Dr. Whewell is led into this singular treatment of his subject by the notion that law is the basis of virtue,' and that the consideration of man's rights and obligations in society lays open the whole scheme of morality in the most scientific order. How we get a knowledge of right and wrong he does not stay to inquire; but we arrive at the virtues, and the whole system of duties which they impose, by considering man's relations to his fellowman, and the tendencies to which the corresponding obligations point. These relations are ranged under five classes of rights, which arise out of five springs of action, and conduct to five cardinal virtues. Rights of exemption from personal violence impose benevolence; rights of property, justice; rights of family, purity; rights of civil authority, order; rights of contract, truth. Having thus manufactured the virtues by the application of what he denominates the supreme rule of action, viz., that it is right for ' every man to have his rights,' he feels himself at liberty to take his reader round Europe, or dip him into various anterior phases of civilization, until every general question in connection with law, political economy, political constitution, and religion, is exhausted. Now we have no objection to a man repeating on these varied topics what has been so much better said by others, and bringing the same into a synoptical view, provided he calls the collection by an appropriate name; but we have every objection to the assumption of a title which makes it pass current for what it is not. The name of morality in this case greatly aggravates the offence, for it is substituting for a precious thing profane materials which have little in connection with it, and in the name of virtue palming off some very coarse wares upon the world. If gilt wire be sold for gilt wire no one has reason to complain; the material will doubtless be found useful in its place; but everybody has reason to complain when in lieu of a treatise on the nature and acquisition of virtue he gets a mere amalgam of useful knowledge.

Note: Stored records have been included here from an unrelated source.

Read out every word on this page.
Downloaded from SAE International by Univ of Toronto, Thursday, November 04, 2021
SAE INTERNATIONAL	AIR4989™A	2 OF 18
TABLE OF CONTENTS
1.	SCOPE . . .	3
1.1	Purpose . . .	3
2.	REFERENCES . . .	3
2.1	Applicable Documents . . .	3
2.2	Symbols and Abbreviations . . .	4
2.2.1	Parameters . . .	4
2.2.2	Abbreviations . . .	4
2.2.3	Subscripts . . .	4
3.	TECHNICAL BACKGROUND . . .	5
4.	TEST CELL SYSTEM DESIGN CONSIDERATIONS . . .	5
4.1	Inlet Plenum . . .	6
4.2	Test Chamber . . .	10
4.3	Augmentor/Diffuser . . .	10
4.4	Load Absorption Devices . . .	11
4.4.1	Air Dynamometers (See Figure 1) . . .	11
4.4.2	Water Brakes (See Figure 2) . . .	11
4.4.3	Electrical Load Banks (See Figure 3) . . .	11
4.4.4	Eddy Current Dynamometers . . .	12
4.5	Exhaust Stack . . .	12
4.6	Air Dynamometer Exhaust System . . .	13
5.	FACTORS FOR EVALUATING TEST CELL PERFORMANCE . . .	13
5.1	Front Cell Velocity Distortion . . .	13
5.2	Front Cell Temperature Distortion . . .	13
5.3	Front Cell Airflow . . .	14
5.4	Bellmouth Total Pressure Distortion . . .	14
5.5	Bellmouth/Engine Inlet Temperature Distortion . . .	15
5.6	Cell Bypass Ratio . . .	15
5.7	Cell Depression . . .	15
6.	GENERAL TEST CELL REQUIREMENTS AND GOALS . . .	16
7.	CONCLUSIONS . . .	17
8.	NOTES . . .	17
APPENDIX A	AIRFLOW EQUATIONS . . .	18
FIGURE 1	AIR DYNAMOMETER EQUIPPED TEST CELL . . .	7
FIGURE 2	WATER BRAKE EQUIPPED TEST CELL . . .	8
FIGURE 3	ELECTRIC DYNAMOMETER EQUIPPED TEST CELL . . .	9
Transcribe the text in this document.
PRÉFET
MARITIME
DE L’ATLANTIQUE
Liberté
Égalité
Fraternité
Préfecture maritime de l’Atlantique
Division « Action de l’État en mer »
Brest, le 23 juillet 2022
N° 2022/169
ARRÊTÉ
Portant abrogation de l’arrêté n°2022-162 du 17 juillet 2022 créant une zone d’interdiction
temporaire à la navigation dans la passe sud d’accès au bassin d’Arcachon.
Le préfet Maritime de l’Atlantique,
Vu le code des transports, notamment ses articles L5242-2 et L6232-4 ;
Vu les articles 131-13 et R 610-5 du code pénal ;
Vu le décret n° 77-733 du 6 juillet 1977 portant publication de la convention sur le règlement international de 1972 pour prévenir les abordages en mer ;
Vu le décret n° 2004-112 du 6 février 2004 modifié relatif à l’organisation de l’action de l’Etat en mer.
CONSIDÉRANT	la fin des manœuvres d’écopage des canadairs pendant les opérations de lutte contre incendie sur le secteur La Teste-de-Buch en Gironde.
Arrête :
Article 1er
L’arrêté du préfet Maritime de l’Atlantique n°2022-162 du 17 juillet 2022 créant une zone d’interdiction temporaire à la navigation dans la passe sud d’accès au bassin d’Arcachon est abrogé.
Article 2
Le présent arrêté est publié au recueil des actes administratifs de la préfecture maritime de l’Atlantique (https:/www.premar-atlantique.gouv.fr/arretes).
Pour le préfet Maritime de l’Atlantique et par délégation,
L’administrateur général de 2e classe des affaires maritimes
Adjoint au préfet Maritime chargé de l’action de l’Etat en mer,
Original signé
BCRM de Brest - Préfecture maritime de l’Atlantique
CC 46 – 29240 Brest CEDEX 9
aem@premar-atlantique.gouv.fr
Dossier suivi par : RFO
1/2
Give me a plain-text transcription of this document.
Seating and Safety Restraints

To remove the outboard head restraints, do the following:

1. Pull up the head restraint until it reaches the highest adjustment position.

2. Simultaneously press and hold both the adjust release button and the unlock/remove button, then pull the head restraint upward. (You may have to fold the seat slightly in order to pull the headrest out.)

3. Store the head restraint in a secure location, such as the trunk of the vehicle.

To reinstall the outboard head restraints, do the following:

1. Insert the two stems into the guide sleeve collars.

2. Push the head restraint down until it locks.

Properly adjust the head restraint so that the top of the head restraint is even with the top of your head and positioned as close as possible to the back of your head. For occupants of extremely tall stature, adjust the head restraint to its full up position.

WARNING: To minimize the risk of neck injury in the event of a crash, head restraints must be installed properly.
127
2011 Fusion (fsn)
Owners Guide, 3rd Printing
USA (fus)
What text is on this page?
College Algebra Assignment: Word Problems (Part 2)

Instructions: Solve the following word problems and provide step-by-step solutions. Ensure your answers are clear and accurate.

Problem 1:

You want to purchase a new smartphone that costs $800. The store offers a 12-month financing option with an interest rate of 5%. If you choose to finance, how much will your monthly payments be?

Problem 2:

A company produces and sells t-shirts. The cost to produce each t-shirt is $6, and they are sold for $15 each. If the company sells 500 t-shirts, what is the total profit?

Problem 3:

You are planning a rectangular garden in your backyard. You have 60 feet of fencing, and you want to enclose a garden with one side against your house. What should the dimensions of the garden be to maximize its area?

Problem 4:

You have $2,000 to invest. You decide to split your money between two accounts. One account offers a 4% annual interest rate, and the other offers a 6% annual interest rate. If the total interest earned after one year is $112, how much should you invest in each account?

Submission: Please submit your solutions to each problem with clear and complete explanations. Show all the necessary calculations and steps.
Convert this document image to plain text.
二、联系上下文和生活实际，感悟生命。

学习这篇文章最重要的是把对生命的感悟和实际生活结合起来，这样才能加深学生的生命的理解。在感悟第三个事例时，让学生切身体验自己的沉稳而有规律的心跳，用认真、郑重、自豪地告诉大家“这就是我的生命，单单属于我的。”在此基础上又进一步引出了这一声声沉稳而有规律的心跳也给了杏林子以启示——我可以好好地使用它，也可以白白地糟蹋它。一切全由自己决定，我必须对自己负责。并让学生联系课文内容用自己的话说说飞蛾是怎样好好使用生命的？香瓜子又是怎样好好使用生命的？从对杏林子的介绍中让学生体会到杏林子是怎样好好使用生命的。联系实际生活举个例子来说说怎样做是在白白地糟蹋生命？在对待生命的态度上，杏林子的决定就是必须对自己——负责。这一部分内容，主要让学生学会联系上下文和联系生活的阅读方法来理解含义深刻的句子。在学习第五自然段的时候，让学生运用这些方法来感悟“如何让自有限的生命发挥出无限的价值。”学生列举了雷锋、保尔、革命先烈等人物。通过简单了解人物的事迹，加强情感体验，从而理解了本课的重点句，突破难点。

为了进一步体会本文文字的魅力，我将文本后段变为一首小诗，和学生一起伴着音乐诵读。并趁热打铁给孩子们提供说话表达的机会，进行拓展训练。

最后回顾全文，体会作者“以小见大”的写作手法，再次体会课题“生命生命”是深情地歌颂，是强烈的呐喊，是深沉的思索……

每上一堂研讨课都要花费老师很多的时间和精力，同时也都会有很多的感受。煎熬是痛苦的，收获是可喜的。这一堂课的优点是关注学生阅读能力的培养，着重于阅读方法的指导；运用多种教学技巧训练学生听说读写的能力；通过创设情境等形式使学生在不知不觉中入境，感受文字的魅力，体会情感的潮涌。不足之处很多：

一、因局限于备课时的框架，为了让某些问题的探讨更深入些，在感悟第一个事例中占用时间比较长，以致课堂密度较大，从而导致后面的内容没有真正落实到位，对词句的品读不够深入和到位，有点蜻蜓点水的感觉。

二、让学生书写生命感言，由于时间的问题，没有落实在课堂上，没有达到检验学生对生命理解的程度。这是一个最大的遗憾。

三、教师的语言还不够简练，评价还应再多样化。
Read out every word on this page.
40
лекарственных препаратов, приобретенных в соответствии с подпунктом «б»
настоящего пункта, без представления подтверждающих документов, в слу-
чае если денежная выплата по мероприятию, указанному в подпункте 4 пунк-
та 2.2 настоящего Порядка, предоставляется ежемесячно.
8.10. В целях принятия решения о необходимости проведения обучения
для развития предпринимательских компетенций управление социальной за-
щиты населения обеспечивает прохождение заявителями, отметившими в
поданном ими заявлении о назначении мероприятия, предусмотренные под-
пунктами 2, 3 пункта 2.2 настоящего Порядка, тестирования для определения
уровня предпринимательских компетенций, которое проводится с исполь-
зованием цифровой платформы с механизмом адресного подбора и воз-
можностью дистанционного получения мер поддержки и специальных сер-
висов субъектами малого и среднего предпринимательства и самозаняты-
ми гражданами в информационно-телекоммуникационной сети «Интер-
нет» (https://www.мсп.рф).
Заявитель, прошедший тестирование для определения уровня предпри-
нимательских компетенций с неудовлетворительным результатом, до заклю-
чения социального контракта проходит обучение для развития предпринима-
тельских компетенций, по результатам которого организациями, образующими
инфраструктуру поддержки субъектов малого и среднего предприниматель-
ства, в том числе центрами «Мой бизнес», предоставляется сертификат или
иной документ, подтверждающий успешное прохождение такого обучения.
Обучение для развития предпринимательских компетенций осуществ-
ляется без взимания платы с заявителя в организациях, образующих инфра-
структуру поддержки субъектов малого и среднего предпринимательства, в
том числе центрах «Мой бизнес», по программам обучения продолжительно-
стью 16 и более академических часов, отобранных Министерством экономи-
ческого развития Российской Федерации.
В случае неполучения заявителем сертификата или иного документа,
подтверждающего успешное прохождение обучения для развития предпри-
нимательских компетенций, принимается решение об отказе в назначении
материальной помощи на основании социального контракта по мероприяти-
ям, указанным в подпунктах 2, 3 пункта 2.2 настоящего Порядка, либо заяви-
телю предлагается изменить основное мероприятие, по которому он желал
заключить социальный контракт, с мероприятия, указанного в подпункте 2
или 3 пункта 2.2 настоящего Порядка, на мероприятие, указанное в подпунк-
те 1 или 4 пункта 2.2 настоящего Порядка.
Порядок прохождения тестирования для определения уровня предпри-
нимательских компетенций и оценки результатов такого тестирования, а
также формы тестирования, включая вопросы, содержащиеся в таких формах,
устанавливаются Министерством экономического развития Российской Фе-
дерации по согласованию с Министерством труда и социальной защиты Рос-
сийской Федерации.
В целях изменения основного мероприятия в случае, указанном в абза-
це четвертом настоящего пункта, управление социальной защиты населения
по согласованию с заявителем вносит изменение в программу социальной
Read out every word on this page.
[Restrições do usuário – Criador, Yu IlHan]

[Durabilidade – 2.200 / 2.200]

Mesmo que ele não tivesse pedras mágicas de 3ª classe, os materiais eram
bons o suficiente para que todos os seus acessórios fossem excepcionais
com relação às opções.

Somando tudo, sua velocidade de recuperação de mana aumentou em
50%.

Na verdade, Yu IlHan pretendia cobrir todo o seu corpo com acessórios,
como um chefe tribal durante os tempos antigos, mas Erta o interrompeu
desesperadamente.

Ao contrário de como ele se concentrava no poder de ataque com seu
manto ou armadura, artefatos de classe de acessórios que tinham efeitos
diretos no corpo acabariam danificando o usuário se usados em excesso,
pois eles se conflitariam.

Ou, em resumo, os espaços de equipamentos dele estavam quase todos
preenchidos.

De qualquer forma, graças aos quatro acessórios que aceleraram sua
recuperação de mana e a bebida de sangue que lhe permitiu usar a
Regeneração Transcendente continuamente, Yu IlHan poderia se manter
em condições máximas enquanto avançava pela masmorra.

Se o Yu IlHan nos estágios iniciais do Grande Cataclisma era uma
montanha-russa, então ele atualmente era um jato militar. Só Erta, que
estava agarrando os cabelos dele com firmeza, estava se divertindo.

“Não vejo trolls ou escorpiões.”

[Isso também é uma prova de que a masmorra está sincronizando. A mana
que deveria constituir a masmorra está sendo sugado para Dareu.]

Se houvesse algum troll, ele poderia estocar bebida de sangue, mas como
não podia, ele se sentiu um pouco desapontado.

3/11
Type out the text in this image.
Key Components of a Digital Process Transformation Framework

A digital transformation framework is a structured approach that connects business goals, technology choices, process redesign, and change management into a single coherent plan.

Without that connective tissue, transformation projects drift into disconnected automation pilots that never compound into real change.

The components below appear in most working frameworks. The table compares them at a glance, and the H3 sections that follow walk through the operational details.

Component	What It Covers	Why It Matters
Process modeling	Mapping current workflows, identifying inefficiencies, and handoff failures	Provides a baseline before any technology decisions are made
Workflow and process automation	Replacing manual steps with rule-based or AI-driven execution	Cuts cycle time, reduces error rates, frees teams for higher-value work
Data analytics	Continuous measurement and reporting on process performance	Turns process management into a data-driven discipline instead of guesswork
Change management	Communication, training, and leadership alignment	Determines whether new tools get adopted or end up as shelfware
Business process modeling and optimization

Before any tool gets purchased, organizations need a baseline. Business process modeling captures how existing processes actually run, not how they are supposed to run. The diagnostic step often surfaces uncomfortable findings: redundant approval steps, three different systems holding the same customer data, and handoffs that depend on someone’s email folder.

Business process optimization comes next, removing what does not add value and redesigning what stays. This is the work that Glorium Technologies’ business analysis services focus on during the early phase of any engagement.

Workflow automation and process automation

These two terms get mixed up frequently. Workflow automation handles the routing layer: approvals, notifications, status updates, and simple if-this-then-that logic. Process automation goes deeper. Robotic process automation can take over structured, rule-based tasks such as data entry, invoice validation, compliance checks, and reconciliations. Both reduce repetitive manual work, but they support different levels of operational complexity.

Dr. Whewell modestly invites a comparison between his own method of dealing with ethics and that of Aristotle, which we cannot say is very much in his favour. Indeed, the judgment which could detect any similarity in works so profoundly removed from each other as the productions of lofty genius must be from those of a bustling mediocrity, can only prove its framer's mind to be radically diseased. For no two methods can possibly be more opposite, or lead to such different results. Aristotle treats ethics purely from their subjective side; as, indeed, they must be Systematic Morality, p. 141.